互いにグラスを持ち上げ、目で乾杯の合図を送り合う。


緊張している喉にスッと美味しいシャンパンが流れ込んで、やっと少し落ち着いた気がする。


「……ちょっと強引だったかな?」

「えっ?」

「紗也ちゃんの都合とか何も考えずに連れてきちゃって、悪かったね。」

「いえ……私のほうこそ、こんな素敵な服を一式……それに素敵なお店まで連れてきていただいちゃって、どうお返ししたら良いのか……。
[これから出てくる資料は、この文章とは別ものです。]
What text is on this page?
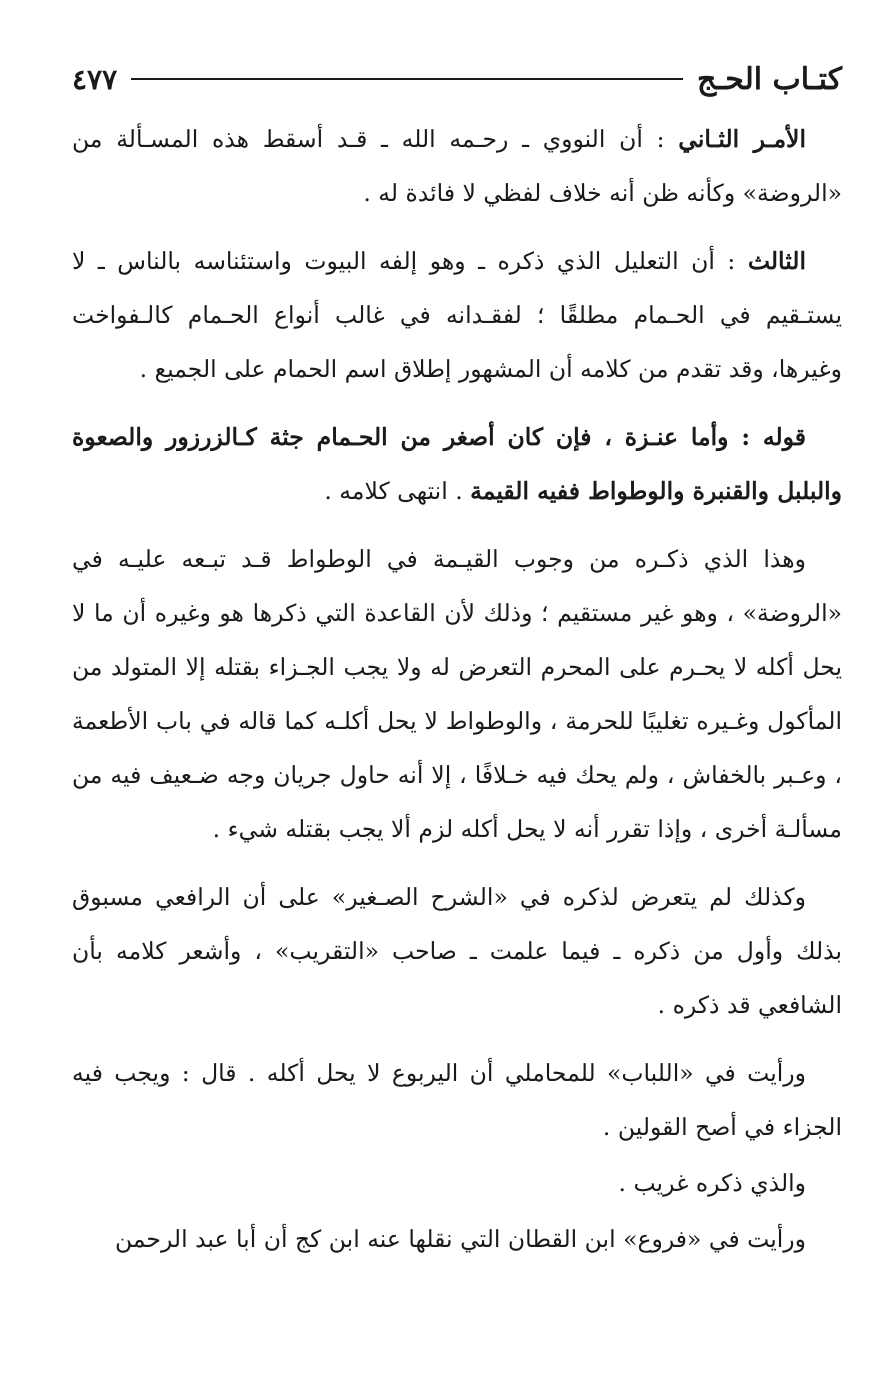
كتـاب الحـج
٤٧٧

الأمـر الثـاني : أن النووي ـ رحـمه الله ـ قـد أسقط هذه المسـألة من «الروضة» وكأنه ظن أنه خلاف لفظي لا فائدة له .

الثالث : أن التعليل الذي ذكره ـ وهو إلفه البيوت واستئناسه بالناس ـ لا يستـقيم في الحـمام مطلقًا ؛ لفقـدانه في غالب أنواع الحـمام كالـفواخت وغيرها، وقد تقدم من كلامه أن المشهور إطلاق اسم الحمام على الجميع .

قوله : وأما عنـزة ، فإن كان أصغر من الحـمام جثة كـالزرزور والصعوة والبلبل والقنبرة والوطواط ففيه القيمة . انتهى كلامه .

وهذا الذي ذكـره من وجوب القيـمة في الوطواط قـد تبـعه عليـه في «الروضة» ، وهو غير مستقيم ؛ وذلك لأن القاعدة التي ذكرها هو وغيره أن ما لا يحل أكله لا يحـرم على المحرم التعرض له ولا يجب الجـزاء بقتله إلا المتولد من المأكول وغـيره تغليبًا للحرمة ، والوطواط لا يحل أكلـه كما قاله في باب الأطعمة ، وعـبر بالخفاش ، ولم يحك فيه خـلافًا ، إلا أنه حاول جريان وجه ضـعيف فيه من مسألـة أخرى ، وإذا تقرر أنه لا يحل أكله لزم ألا يجب بقتله شيء .

وكذلك لم يتعرض لذكره في «الشرح الصـغير» على أن الرافعي مسبوق بذلك وأول من ذكره ـ فيما علمت ـ صاحب «التقريب» ، وأشعر كلامه بأن الشافعي قد ذكره .

ورأيت في «اللباب» للمحاملي أن اليربوع لا يحل أكله . قال : ويجب فيه الجزاء في أصح القولين .

والذي ذكره غريب .

ورأيت في «فروع» ابن القطان التي نقلها عنه ابن كج أن أبا عبد الرحمن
それに、私の都合云々に関しては、いつもの事ですよ?」

非日常の出来事に気持ちが浮ついているのか、つい意地悪で返してしまった。


「ははっ、違いない。散々振り回しておいて、今さらか。それにお返しなんて考えなくて良いよ。
これは、この間の依頼へのお礼と……」

西王寺さんが苦笑してから、おもむろに私に手を伸ばす。

「今日の紗也ちゃんの頑張りに。」

さっき屋上で顔の土を拭ったときのように、私の頬を優しくつまんだ。

むにむにと私の頬の感触を楽しむ様にしてから、その手がシャンパングラスに戻る。

つままれた頬が熱を帯びている気がしたのも束の間。

「……というのは理由のひとつで、1人だと旨いものも旨いという実感が薄いんだよね。」

そっと苦笑いする西王寺さんを見て、誘われたのはそういうことかと納得する。

「私なんかで良ければいつでも……って、西王寺さんにはお誘いできる女性はよりどりみどりじゃ?」

「さぁ?どうかな……」


何故か答えを濁される。一瞬寂しそうな表情に見えたのは気のせいだろうか。

次の言葉を探していると、お料理が運ばれてきて会話が中断する。


「食べようか。」

「はい……」


初めて聞く横文字の料理名も多かったけど、どれもとても美味しくて、

私の仕事のことやプライベートのことなど会話が弾み、すっかり気を許してしまっていた私は、

勧められるがままに西王寺さんと同じペースでワインも空けてしまったけれど、心地良い緊張感が何とか理性を繋ぎ止めていた。

デザートとコーヒーを堪能していた時。
西王寺さんが、ふと真面目な表情に変わった。


「さっきの話だけど、紗也ちゃんには俺って夕飯に誘う女性がよりどりみどりに見えてる?」

「見えてるというか……、だって西王寺さんイケメンだし、副社長だし……。」


もしも西王寺さんがペットのわんちゃんだったら、絶対いま耳が垂れ下がってしまっているだろうなと想像できるほど、しゅんっとした表情をしたので、慌てて取り繕う。


「あっ、でもまだ西王寺さんのことを良く知らないだけですからっ。失礼なこと言ってたらごめんなさい……。」


そっと西王寺さんの反応をうかがうと、今までの表情とは全く違う、欲望を宿した瞳にぶつかり、ゾクリとした。